- Born: Megha Patodia 20 November 1976 (age 49)
- Education: Wharton School of Business
- Spouse: Aditya Mittal
- Children: 3

= Megha Mittal =

Indian fashion entrepreneur (born 1976)

Megha Mittal (born 20 November 1976 in Kolkata, India) is an Indian fashion entrepreneur. She is the former chairperson and managing director of the German fashion luxury brand Escada.

She is the daughter-in-law of Lakshmi Mittal, an Indian billionaire businessman.

She is a member on the Board of Advisors of the Wharton School since June 2020. She and her husband, Aditya Mittal, actively donate to philanthropic causes related to child health both in India and the UK.

==Education and career==
Megha is the daughter of Mahendra Kumar Patodia of Hyderabad She completed her schooling from Hyderabad Public School.

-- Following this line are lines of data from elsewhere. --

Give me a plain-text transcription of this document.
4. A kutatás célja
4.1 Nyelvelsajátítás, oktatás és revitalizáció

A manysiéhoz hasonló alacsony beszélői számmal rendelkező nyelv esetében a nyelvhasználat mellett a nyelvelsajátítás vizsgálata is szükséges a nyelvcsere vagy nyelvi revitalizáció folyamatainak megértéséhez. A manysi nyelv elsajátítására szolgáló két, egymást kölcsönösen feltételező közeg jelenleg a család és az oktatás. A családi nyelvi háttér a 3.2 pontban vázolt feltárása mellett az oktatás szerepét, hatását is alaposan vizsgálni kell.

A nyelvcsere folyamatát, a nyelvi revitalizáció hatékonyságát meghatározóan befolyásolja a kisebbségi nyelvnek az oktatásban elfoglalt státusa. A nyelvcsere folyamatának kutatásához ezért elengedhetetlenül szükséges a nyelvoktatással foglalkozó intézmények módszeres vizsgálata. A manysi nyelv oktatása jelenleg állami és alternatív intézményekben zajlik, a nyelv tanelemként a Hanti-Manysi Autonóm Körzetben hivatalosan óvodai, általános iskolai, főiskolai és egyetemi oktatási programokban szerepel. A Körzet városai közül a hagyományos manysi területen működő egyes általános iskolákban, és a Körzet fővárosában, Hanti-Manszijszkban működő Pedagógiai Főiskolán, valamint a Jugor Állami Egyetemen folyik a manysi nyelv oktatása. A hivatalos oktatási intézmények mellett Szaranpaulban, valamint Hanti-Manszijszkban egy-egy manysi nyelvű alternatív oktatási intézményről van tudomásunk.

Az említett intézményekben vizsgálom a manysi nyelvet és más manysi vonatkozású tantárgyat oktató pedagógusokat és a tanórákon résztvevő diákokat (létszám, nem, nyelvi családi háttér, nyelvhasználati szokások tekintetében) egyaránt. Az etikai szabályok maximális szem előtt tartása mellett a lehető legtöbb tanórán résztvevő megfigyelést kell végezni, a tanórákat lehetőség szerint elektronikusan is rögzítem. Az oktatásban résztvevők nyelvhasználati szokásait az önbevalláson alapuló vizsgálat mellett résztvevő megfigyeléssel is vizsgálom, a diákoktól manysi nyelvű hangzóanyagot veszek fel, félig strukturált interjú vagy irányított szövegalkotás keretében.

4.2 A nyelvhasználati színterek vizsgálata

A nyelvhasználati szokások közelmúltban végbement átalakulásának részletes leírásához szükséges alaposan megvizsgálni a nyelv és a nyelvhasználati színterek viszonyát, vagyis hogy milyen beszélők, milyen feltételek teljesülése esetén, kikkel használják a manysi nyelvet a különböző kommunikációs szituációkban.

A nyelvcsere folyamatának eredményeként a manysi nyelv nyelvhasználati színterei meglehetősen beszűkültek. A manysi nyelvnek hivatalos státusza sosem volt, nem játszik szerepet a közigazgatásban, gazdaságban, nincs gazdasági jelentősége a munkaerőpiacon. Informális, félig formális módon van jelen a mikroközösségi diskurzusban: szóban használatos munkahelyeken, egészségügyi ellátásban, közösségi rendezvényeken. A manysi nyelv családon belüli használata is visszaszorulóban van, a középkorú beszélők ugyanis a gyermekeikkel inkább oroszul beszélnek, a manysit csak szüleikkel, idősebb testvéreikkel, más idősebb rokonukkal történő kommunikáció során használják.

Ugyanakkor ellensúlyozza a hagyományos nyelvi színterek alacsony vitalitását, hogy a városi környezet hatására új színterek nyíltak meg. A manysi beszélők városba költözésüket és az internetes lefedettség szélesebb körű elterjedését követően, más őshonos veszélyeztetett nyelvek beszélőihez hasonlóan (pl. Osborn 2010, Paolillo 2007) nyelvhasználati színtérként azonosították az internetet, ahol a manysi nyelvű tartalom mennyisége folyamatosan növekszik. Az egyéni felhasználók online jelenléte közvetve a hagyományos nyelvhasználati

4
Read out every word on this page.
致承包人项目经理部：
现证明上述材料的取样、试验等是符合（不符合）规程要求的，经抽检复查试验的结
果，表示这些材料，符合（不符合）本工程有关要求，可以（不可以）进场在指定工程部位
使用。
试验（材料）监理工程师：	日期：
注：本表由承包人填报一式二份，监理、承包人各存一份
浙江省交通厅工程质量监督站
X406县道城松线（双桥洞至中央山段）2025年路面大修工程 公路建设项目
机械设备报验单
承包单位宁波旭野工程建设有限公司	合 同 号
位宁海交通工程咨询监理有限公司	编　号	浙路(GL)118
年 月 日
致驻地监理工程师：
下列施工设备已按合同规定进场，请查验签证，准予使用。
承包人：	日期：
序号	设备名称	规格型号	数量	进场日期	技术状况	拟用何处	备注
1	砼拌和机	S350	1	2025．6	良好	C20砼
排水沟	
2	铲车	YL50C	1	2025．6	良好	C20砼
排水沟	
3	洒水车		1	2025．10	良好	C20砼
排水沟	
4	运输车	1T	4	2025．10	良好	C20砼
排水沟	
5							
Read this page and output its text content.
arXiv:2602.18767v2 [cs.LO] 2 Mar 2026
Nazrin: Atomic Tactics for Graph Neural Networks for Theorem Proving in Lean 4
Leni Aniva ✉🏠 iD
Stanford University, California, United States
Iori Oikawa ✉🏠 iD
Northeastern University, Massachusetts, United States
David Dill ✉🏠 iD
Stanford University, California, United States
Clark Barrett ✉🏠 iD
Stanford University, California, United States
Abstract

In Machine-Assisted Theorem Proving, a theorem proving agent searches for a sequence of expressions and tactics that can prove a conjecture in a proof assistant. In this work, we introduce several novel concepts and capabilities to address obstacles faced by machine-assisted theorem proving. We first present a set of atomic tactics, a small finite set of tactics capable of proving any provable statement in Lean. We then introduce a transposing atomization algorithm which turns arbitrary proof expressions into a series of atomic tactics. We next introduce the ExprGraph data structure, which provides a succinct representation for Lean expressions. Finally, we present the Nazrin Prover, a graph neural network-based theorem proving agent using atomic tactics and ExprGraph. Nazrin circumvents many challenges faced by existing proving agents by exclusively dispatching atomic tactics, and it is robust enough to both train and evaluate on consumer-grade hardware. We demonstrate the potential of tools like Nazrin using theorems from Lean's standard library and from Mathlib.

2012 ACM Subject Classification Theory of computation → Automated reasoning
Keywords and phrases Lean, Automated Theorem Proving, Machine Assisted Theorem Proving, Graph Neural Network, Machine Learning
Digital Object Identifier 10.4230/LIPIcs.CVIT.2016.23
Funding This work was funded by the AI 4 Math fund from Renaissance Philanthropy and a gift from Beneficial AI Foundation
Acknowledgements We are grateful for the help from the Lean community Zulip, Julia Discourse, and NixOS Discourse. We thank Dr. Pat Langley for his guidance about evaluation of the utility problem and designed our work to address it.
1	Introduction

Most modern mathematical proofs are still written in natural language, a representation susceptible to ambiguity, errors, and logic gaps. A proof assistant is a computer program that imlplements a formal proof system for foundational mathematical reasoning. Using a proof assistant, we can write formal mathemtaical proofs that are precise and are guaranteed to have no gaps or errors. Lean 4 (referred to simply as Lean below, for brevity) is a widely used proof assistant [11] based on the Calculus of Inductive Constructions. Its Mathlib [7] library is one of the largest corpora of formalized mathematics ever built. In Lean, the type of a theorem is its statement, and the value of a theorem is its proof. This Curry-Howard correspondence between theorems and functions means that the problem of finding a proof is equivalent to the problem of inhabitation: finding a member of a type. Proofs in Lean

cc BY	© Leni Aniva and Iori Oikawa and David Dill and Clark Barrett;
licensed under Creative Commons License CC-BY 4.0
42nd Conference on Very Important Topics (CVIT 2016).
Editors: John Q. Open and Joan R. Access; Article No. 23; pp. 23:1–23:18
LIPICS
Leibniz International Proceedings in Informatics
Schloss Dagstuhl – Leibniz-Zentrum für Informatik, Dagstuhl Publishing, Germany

Mittal graduated from the Wharton School of Business in 1997, with a B.S. in Economics with concentration in Finance. She subsequently joined the Investment Bank Goldman Sachs as an Analyst in the Research Department. In 2003, she obtained a Postgraduate Degree in Architectural Interior Design at the Inchbald School of Design in London. Mittal left Goldman Sachs after one year.

In November 2009, she acquired Escada and revamped the company into a modern luxury and lifestyle brand.